People are not merely tools used by managers to get the job done according to the human relations approach to business management. This person-centered concept is widely divergent from the classical management theory that focuses primarily on the premise that employees work to earn wages. This rationale has often led to the neglect of the individual as a full human being with more than physical needs. The human relations approach concentrates on acknowledging and supporting each employee to encourage growth and fulfillment as well as a healthy bottom line. The objectives of this method are designed to yield higher morale, enthusiasm, creativity and good health.


Emotions of staff members are recognized in the human relations approach. Managers, especially those in small companies, can create communication skills to help themselves and workers express needs and feelings. Education in active listening facilitates the process. Supervisors and the staff should practice concentration to one another's words by such methods as repeating back what is being said. Remember that communication is not one sided but involves varying expressions, comprehension and feedback. Focus on attention to detail, minimization of distraction and body language while conversing to successfully acknowledge each other and show personal appreciation.


Human relations models stress the camaraderie needed to motivate workers to achieve and produce. Managers need to focus on team building to foster an atmosphere of cooperation. A starting point is not only adopting a manager's open door policy but also being a frequent presence on the work floor. This encourages staff who witness your sharing in the responsibilities and showing interest in daily processes. Use the time to build relationships and encourage staff collaboration. Be aware that this type of amity will not come easily. There will be issues, so you must put positive conflict resolution processes in place.

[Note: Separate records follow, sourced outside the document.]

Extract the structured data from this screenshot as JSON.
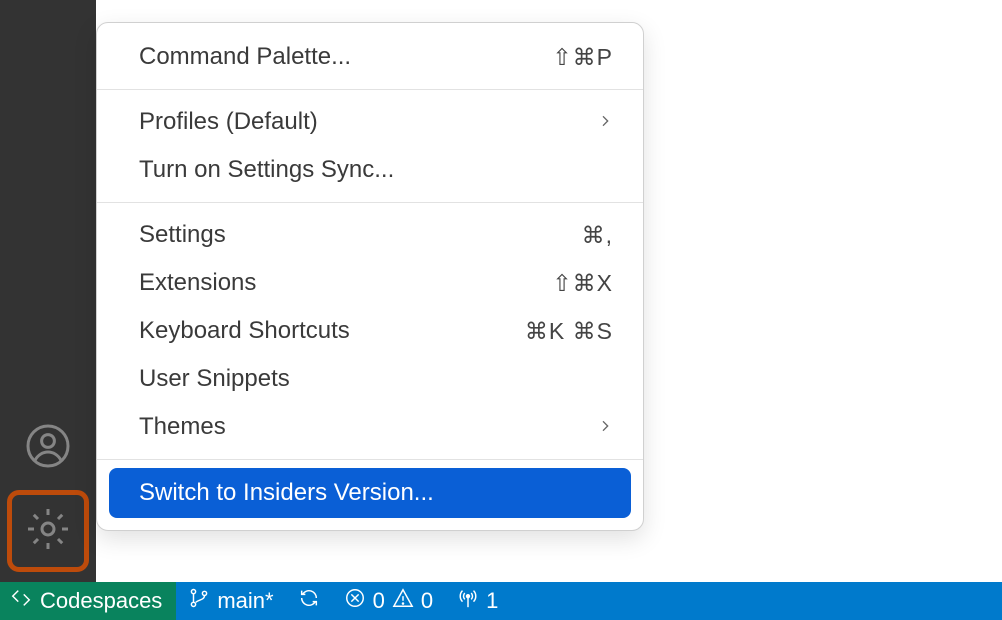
{
  "menu": {
    "command_palette": {
      "label": "Command Palette...",
      "shortcut": "⇧⌘P"
    },
    "profiles": {
      "label": "Profiles (Default)"
    },
    "settings_sync": {
      "label": "Turn on Settings Sync..."
    },
    "settings": {
      "label": "Settings",
      "shortcut": "⌘,"
    },
    "extensions": {
      "label": "Extensions",
      "shortcut": "⇧⌘X"
    },
    "keyboard": {
      "label": "Keyboard Shortcuts",
      "shortcut": "⌘K ⌘S"
    },
    "snippets": {
      "label": "User Snippets"
    },
    "themes": {
      "label": "Themes"
    },
    "insiders": {
      "label": "Switch to Insiders Version..."
    }
  },
  "status": {
    "remote_label": "Codespaces",
    "branch": "main*",
    "errors": "0",
    "warnings": "0",
    "ports": "1"
  }
}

Human beings possess the desire to progress in their skills and learning. Human relations-centered managers can nurture these yearnings by assisting each employee in mapping out a plan to reach long-term goals. The manager should know each employee well enough to make valuable suggestions. For example, when you recognize that a worker enjoys working with others and is adept in helping resolve personal issues, encourage him to become a human resources professional. Yes, your employees might “outgrow” their particular role in your business but embrace the fact that they are bettering themselves, marking a path for your new workers and can be useful to your company in future consulting and networking.


Producing contented and fulfilled employees is among the goals of the human relations approach in management. Think about the ways you can increase job satisfaction at your establishment. Consider initiatives such as installing ergonomic furniture and equipment for example. Make flexibility a priority by working with employee work hours and schedules to the extent possible with your business. Create a pleasant environment with music and aromatherapy. Allow employees to bring in items to make their workspaces representative of themselves such as pictures or figurines. Reward all your employees’ efforts and not just the ones that have the greatest results.